6) Qu’est-ce qui compte le plus pour les hôtes de virtualisation : cœurs ou fréquence ?
Les deux, mais ne négligez pas la mémoire. La consolidation a besoin de cœurs ; les locataires bruyants et l’overhead réseau/stockage punissent souvent une faible performance par cœur.
Pour des charges mixtes, vous voulez généralement un CPU équilibré plus une forte capacité et bande passante mémoire.
7) Si nous utilisons ZFS ou Ceph, devons-nous prioriser le CPU plus que d’habitude ?
Oui. Les fonctionnalités modernes de stockage consomment du CPU : checksums, compression, chiffrement, parité, et maintenance en arrière-plan.
Priorisez aussi la mémoire (ARC, métadonnées, cache) et la topologie PCIe pour que vos disques rapides ne soient pas limités en amont.
8) Quand est-il rationnel de payer pour des pièces « top bin » ?
Quand vous êtes contraint par la latence d’un petit nombre de threads chauds, et que vous pouvez garder le CPU assez refroidi pour soutenir des horloges élevées.
Si votre châssis ou datacenter ne peut pas le soutenir, la prime revient surtout à la physique.
9) Comment penser à la consommation d’énergie sur cinq ans ?
L’énergie n’est pas que du coût ; c’est aussi la stabilité de performance. Une plateforme toujours au bord de ses limites de puissance/thermiques sera bruyante.
Choisissez un CPU qui délivre la performance requise dans la réalité de votre puissance et refroidissement rack, pas dans une brochure.
10) Quel est le plus grand indice que nous choisissons des CPUs par logo ?
Quand l’évaluation s’arrête à « ce benchmark est plus élevé », sans préciser quelle métrique vous optimisez (p99 vs débit) et sans plan de canary.

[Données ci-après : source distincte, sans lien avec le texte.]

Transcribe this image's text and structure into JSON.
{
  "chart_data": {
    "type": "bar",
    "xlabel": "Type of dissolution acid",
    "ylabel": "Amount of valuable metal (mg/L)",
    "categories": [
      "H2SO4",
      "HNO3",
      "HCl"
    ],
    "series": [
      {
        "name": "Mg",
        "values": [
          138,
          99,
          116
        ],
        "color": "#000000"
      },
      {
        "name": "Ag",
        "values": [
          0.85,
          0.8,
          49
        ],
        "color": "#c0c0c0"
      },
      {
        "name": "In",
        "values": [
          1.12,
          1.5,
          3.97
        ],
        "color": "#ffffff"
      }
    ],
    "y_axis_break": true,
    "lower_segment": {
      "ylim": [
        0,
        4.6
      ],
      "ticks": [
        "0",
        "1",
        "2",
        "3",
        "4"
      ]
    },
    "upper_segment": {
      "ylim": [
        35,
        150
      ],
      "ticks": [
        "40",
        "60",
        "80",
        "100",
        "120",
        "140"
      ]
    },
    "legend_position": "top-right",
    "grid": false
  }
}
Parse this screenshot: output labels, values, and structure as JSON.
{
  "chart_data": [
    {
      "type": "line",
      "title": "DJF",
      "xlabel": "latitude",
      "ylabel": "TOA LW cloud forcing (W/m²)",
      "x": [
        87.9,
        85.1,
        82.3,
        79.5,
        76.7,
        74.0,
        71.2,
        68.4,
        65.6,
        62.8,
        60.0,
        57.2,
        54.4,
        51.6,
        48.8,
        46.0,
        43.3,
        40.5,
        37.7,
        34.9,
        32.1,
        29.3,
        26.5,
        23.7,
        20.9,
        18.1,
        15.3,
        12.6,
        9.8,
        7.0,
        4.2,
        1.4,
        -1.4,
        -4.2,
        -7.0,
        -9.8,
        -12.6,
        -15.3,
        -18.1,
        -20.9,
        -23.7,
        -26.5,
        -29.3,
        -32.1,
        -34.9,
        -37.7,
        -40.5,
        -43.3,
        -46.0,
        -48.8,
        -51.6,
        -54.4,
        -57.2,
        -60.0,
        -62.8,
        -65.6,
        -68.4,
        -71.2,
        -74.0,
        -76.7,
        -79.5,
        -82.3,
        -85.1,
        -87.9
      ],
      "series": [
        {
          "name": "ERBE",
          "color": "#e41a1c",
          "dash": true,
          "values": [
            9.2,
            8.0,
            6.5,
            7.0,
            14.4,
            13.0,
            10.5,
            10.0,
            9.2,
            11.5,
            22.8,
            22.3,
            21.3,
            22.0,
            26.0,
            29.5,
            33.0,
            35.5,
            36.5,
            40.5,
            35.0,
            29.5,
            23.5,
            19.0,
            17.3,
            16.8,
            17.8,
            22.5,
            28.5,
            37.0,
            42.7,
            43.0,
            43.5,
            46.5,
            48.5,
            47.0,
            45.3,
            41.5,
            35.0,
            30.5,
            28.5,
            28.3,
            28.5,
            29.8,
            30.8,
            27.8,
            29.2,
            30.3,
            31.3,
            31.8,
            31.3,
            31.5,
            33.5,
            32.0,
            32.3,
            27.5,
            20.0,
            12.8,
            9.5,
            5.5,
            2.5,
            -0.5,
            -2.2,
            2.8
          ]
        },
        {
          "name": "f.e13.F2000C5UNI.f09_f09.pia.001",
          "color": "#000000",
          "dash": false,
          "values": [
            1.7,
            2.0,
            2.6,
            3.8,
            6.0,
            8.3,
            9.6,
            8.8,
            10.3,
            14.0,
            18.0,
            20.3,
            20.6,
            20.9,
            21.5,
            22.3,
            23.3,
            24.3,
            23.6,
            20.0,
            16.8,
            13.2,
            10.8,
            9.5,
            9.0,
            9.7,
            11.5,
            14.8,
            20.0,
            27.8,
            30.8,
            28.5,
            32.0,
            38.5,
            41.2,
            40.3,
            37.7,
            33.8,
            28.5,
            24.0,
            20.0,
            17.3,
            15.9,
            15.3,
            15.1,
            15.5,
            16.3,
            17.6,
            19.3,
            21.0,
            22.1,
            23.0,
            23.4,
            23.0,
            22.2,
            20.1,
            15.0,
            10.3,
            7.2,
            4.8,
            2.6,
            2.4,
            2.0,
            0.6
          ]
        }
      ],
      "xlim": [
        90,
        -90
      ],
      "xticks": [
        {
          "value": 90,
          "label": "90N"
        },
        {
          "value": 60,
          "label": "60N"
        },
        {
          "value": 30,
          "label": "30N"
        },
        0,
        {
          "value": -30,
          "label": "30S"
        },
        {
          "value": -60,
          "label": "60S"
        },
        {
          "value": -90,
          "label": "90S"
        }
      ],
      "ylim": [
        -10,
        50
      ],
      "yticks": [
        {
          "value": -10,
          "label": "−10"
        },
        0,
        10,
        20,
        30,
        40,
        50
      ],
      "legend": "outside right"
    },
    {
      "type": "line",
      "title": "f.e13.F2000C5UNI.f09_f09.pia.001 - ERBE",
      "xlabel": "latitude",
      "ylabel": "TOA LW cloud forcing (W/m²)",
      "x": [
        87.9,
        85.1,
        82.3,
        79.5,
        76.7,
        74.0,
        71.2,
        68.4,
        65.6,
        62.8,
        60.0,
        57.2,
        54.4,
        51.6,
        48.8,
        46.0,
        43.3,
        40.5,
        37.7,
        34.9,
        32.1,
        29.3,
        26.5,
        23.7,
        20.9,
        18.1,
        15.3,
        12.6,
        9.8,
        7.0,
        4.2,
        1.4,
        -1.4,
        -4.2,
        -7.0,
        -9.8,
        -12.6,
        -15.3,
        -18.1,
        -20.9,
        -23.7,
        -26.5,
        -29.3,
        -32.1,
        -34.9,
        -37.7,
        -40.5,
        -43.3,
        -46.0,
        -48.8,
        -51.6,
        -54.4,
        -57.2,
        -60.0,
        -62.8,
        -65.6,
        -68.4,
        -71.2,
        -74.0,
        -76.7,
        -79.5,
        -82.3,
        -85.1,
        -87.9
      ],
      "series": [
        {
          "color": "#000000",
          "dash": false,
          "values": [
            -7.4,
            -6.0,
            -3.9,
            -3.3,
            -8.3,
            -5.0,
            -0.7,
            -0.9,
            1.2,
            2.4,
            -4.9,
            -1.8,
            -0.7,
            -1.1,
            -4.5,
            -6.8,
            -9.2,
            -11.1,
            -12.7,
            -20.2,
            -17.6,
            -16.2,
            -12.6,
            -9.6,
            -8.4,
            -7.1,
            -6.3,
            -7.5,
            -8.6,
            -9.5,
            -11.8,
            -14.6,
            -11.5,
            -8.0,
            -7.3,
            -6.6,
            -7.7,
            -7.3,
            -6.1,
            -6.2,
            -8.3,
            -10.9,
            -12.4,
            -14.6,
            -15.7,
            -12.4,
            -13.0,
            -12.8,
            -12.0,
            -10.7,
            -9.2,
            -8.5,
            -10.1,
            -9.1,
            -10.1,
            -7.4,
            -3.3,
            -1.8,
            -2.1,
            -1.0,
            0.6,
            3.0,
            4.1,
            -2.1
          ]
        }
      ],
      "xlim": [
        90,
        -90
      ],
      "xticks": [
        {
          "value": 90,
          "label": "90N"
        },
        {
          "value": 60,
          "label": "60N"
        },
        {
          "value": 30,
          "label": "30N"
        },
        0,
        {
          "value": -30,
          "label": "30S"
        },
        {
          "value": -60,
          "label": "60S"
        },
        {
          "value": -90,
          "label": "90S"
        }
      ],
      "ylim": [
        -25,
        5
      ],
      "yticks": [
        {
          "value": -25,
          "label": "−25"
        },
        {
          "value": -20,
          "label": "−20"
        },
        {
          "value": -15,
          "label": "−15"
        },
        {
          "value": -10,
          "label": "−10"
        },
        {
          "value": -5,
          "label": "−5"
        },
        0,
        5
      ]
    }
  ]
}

Si vous ne pouvez pas décrire votre goulot avec des mesures, vous magasinez émotionnellement.
Prochaines étapes réalisables cette semaine
Si vous voulez une décision CPU que vous ne regretterez pas pendant cinq ans, faites le travail ingrat maintenant :
- Profilez un hôte représentatif en utilisant les commandes ci-dessus et notez ce qui vous limite réellement.
- Décidez votre métrique principale : latence p99, débit, ou coût par unité. Choisissez une primaire et une secondaire.
- Construisez une liste de 2–3 CPU candidats et incluez les contraintes de plateforme : canaux mémoire, lignes PCIe, et refroidissement.
- Exécutez un test long (heures, pas minutes). Incluez la maintenance en arrière-plan (scrub, sauvegardes, compaction) dans la fenêtre de test.
- Canary en production avec trafic miroir et un switch de rollback. Ennuyeux, oui. Efficace, absolument.
- Documentez la décision avec des preuves : ce que vous avez mesuré, ce que vous avez choisi, et ce que vous n’avez délibérément pas optimisé.
L’objectif n’est pas de choisir le « meilleur » CPU. L’objectif est de choisir le processeur qui rendra vos workloads ennuyeux à exploiter, pour longtemps.